Pour moi, c’est une véritable révélation : il est plus intéressant et plus gratifiant de raconter la vie que de la vivre. Je serai écrivain.
À partir de là, après avoir bénéficié d’un mois de lecture intensive pour cause d’immobilisation forcée (il paraît que l’immobilisation forcée est à l’origine de la plupart des vocations d’écrivain), je vais prendre doucement l’habitude de me promener en touriste dans ma propre vie. Cela me jouera plus d’un mauvais tour. Mais je parviendrai presque toujours à en tirer quelque plaisir a posteriori, par une habile transmutation des choses et des êtres, y compris de l’auteur lui-même. (p. 38-39)

C’est tout les autres, ça. Jamais complètement d’accord avec vous. Toujours à s’efforcer de penser le contraire de ce que vous pensez. Par pure bêtise, si vous voulez mon avis. (p. 46-47)

Les autres ne se mettent jamais à la place des autres. (p. 77)

À la Grande École, je ne fus pas toujours très à l’aise non plus. Toutes les grandes écoles ont aussi un côté petite école. La vie en général pareillement, d’ailleurs. Encore aujourd’hui, j’ai l’impression de n’être jamais vraiment sorti de la petite école. Et les professeurs ne sont pas toujours à votre goût, les élèves non plus. Les filles continuent à se comporter de manière étrange. (p. 79)

Le service militaire, c’est que des autres. (p. 91)

Surtout pas devenir monarque ou président. Il faut être le dernier des crétins assoiffé de pouvoir et de falbalas pour postuler à de telles responsabilités. Le seul bon président serait quelqu’un qui ne voudrait pour rien au monde devenir président. Encore faudrait-il réussir à le convaincre. (p. 122)

Jacques A. Bertrand, J’aime pas les autres (Julliard, 2007)
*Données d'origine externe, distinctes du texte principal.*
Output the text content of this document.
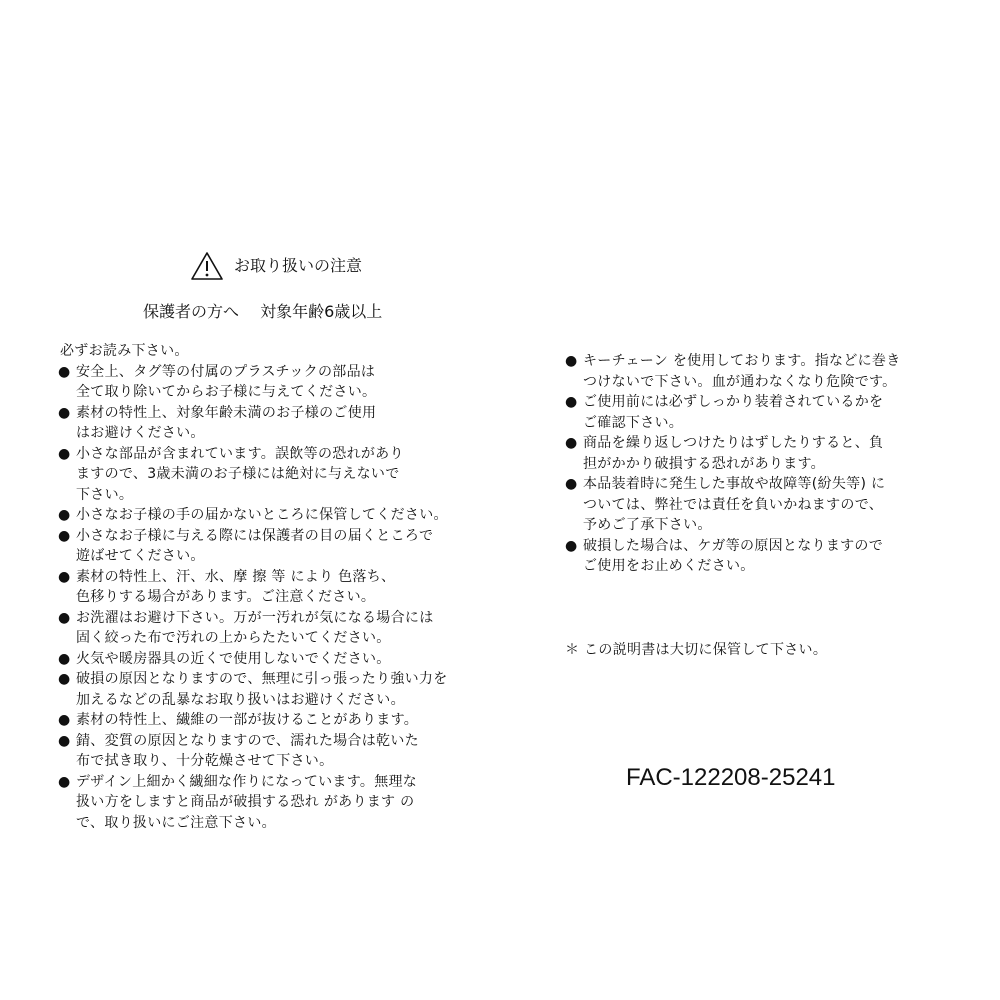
お取り扱いの注意
保護者の方へ　 対象年齢6歳以上
必ずお読み下さい。
● 安全上、タグ等の付属のプラスチックの部品は
全て取り除いてからお子様に与えてください。
● 素材の特性上、対象年齢未満のお子様のご使用
はお避けください。
● 小さな部品が含まれています。誤飲等の恐れがあり
ますので、3歳未満のお子様には絶対に与えないで
下さい。
● 小さなお子様の手の届かないところに保管してください。
● 小さなお子様に与える際には保護者の目の届くところで
遊ばせてください。
● 素材の特性上、汗、水、摩 擦 等 により 色落ち、
色移りする場合があります。ご注意ください。
● お洗濯はお避け下さい。万が一汚れが気になる場合には
固く絞った布で汚れの上からたたいてください。
● 火気や暖房器具の近くで使用しないでください。
● 破損の原因となりますので、無理に引っ張ったり強い力を
加えるなどの乱暴なお取り扱いはお避けください。
● 素材の特性上、繊維の一部が抜けることがあります。
● 錆、変質の原因となりますので、濡れた場合は乾いた
布で拭き取り、十分乾燥させて下さい。
● デザイン上細かく繊細な作りになっています。無理な
扱い方をしますと商品が破損する恐れ があります の
で、取り扱いにご注意下さい。
● キーチェーン を使用しております。指などに巻き
つけないで下さい。血が通わなくなり危険です。
● ご使用前には必ずしっかり装着されているかを
ご確認下さい。
● 商品を繰り返しつけたりはずしたりすると、負
担がかかり破損する恐れがあります。
● 本品装着時に発生した事故や故障等(紛失等) に
ついては、弊社では責任を負いかねますので、
予めご了承下さい。
● 破損した場合は、ケガ等の原因となりますので
ご使用をお止めください。
＊ この説明書は大切に保管して下さい。
FAC-122208-25241
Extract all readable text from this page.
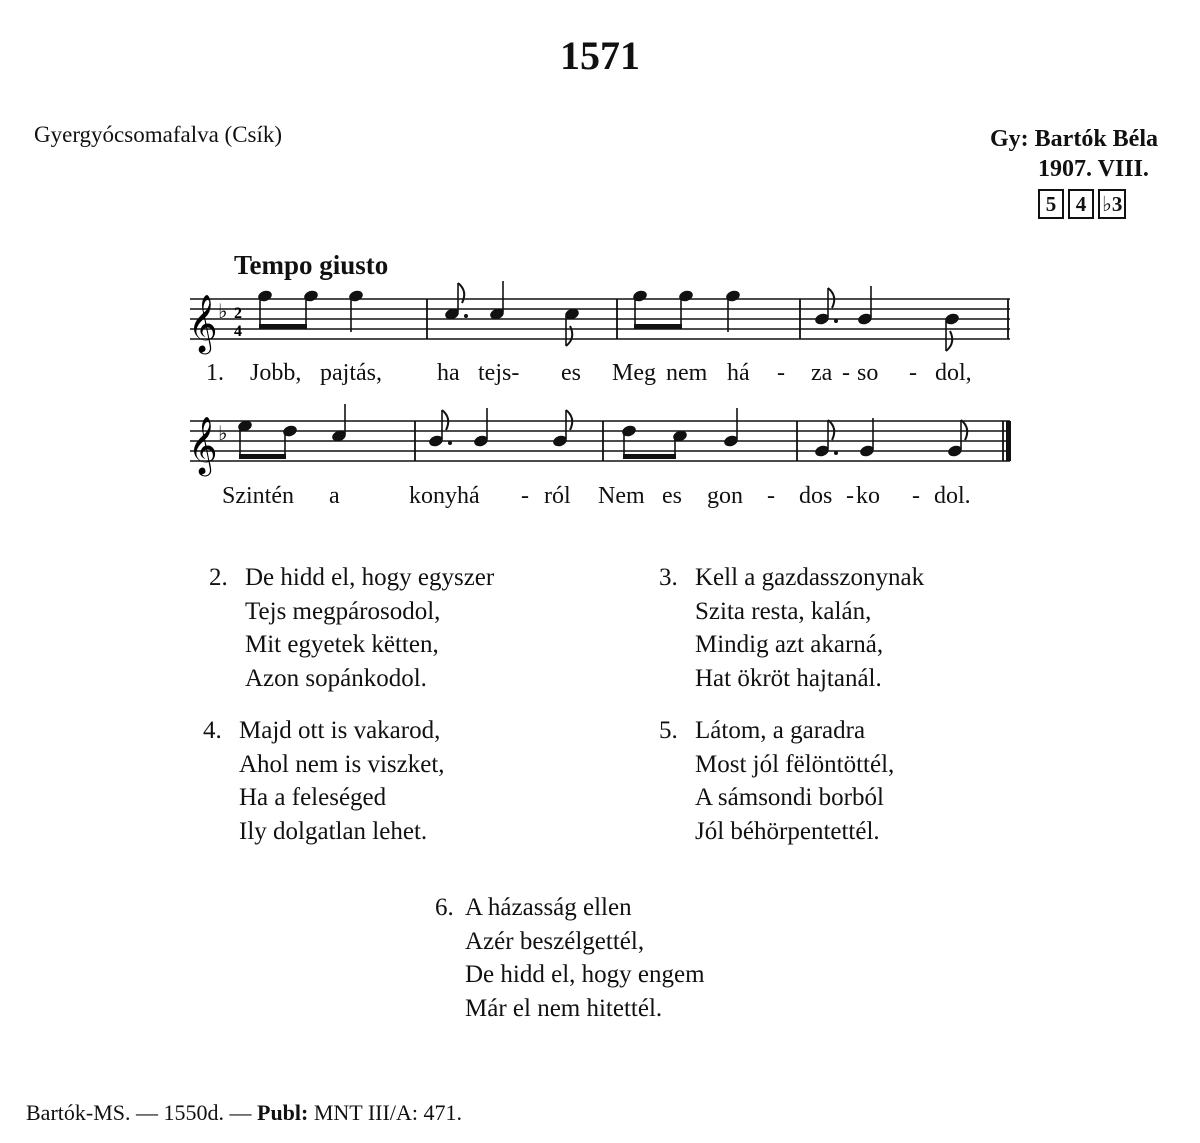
1571
Gyergyócsomafalva (Csík)	Gy: Bartók Béla
1907. VIII.
5 4 ♭3
Tempo giusto
𝄞 ♭ 2
4
𝄞 ♭
1. Jobb, pajtás, ha tejs- es Meg nem há - za - so - dol,
Szintén a	konyhá - ról Nem es gon - dos - ko - dol.
2. De hidd el, hogy egyszer
Tejs megpárosodol,
Mit egyetek këtten,
Azon sopánkodol.
3. Kell a gazdasszonynak
Szita resta, kalán,
Mindig azt akarná,
Hat ökröt hajtanál.
4. Majd ott is vakarod,
Ahol nem is viszket,
Ha a feleséged
Ily dolgatlan lehet.
5. Látom, a garadra
Most jól fëlöntöttél,
A sámsondi borból
Jól béhörpentettél.
6. A házasság ellen
Azér beszélgettél,
De hidd el, hogy engem
Már el nem hitettél.
Bartók-MS. — 1550d. — Publ: MNT III/A: 471.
Entre légèreté et gravité, entre roman d’apprentissage et récit autobiographique, l’auteur de Tristesse de la Balance, se veut « funambul(e) sans balancier, sur la corde de la coincidentia oppositorum » (p. 77).

Jacques A. Bertrand est né en 1946 à Annonay, en Ardèche, où il vit ; il est l’un des « Papous dans la tête » de l’excellente émission de Françoise Treussard sur France-Culture, dont les archives sont disponibles en ligne.